My daughter looked at me with intense black eyes—her mother’s eyes—as I sat down in the room to wait. Wait. I laid Lina down in the hospital bassinet and sat on the bed next to her, leaning close as we talked in private for the first time in eight months. It was then I made her a promise—a promise to be kind and gentle to her, a promise to be strong like she was after having gone through so much to get here. We talked about her mom, and how she would be right back, and how there was no need to worry. This time, as I heard myself say it, I actually believed the words, and I watched and listened to my baby making her stuttering sounds, gripping my index finger tightly.

I made the same promise to her mother years ago. She looked long and hard at me after I proposed, leaving me there on the cool terra cotta floor of the rooftop bistro, waiting. She cocked her head ever so slightly, squinting hard, something she did when she was thinking with her heart, a heart that was patient and methodical from a life lived with disappointment.

“How will you treat me?” she asked quietly. It could have been her mom or grandmother asking as it seemed that the men ran out on all the women in her family.

“With kindness and gentle hands,” I said.

It was enough for the moment.

Time stopped hounding me in that little hospital room as I held my daughter, rocking her back and forth as she yawned, closed her eyes and fell asleep, with one hand holding on to my finger.

The door opened and Doc walked in, smiling. I tried to get up, but he motioned me down.
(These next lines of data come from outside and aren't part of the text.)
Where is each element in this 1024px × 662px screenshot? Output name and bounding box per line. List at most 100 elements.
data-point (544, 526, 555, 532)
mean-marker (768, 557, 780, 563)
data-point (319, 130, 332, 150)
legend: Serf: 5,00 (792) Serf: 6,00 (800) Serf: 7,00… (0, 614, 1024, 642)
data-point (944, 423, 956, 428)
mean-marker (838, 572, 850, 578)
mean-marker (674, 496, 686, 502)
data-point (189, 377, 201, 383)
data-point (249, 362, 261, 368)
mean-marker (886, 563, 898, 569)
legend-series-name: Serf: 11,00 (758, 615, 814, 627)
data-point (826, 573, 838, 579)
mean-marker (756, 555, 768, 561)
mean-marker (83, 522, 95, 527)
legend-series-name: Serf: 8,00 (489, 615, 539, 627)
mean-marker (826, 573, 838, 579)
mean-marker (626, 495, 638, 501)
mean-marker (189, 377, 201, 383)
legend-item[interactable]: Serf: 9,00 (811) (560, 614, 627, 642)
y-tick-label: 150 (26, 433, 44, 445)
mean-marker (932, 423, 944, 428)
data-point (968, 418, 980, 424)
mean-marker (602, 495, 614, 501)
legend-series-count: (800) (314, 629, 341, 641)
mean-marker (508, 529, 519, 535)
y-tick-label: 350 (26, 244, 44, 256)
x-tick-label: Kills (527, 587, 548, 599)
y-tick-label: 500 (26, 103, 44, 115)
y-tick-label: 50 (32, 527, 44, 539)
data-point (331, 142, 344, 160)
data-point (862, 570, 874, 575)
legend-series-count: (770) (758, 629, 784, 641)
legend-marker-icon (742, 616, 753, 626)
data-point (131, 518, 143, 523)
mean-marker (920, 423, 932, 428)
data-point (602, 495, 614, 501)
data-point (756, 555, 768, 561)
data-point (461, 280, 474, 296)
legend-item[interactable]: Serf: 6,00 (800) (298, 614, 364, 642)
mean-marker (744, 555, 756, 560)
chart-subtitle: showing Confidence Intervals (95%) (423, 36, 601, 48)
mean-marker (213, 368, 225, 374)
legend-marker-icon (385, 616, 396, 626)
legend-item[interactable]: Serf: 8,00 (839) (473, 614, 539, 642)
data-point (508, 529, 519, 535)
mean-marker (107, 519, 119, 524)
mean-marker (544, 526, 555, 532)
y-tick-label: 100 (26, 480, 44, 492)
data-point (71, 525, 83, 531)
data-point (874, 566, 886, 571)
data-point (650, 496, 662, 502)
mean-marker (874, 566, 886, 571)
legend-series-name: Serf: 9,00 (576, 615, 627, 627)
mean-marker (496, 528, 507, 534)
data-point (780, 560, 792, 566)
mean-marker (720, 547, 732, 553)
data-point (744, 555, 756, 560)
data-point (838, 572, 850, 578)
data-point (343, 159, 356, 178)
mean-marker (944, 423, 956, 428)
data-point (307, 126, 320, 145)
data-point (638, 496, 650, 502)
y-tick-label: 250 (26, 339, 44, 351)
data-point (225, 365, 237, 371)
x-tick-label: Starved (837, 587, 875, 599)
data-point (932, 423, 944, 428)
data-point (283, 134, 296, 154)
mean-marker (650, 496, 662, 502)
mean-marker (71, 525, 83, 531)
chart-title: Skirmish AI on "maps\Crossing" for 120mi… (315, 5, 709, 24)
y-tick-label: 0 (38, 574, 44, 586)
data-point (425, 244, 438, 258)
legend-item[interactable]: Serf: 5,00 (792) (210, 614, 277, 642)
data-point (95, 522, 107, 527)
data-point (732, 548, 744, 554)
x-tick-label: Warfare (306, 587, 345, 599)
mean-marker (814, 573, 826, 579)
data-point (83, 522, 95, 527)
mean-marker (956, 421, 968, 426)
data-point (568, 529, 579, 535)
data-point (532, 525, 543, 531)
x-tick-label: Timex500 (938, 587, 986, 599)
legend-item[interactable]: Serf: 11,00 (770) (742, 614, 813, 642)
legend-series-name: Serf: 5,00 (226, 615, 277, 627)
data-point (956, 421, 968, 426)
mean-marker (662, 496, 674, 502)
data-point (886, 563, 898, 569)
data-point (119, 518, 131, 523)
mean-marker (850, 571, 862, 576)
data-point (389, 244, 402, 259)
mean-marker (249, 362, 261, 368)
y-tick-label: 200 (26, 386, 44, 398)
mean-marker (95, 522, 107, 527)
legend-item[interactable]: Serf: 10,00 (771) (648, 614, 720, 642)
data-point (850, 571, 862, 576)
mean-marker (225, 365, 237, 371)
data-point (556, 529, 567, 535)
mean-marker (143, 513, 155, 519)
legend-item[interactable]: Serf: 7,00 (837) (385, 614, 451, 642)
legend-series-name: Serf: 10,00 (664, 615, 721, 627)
“She’s fine. Recovering well and should be back up in an hour. The bleeding has stopped, and it’s just a matter of letting her regain her strength for a few days before she can go home.”

I thanked him with such enthusiasm that the man blushed. He turned, hesitating a moment at the door as if he had forgotten to say something, but instead an enormous smile took over his face as he wished us a good night.

I felt a sudden release and draining of energy, as if my body would crumble, thinking of my family and how hard I would work to keep the promise that held up my world.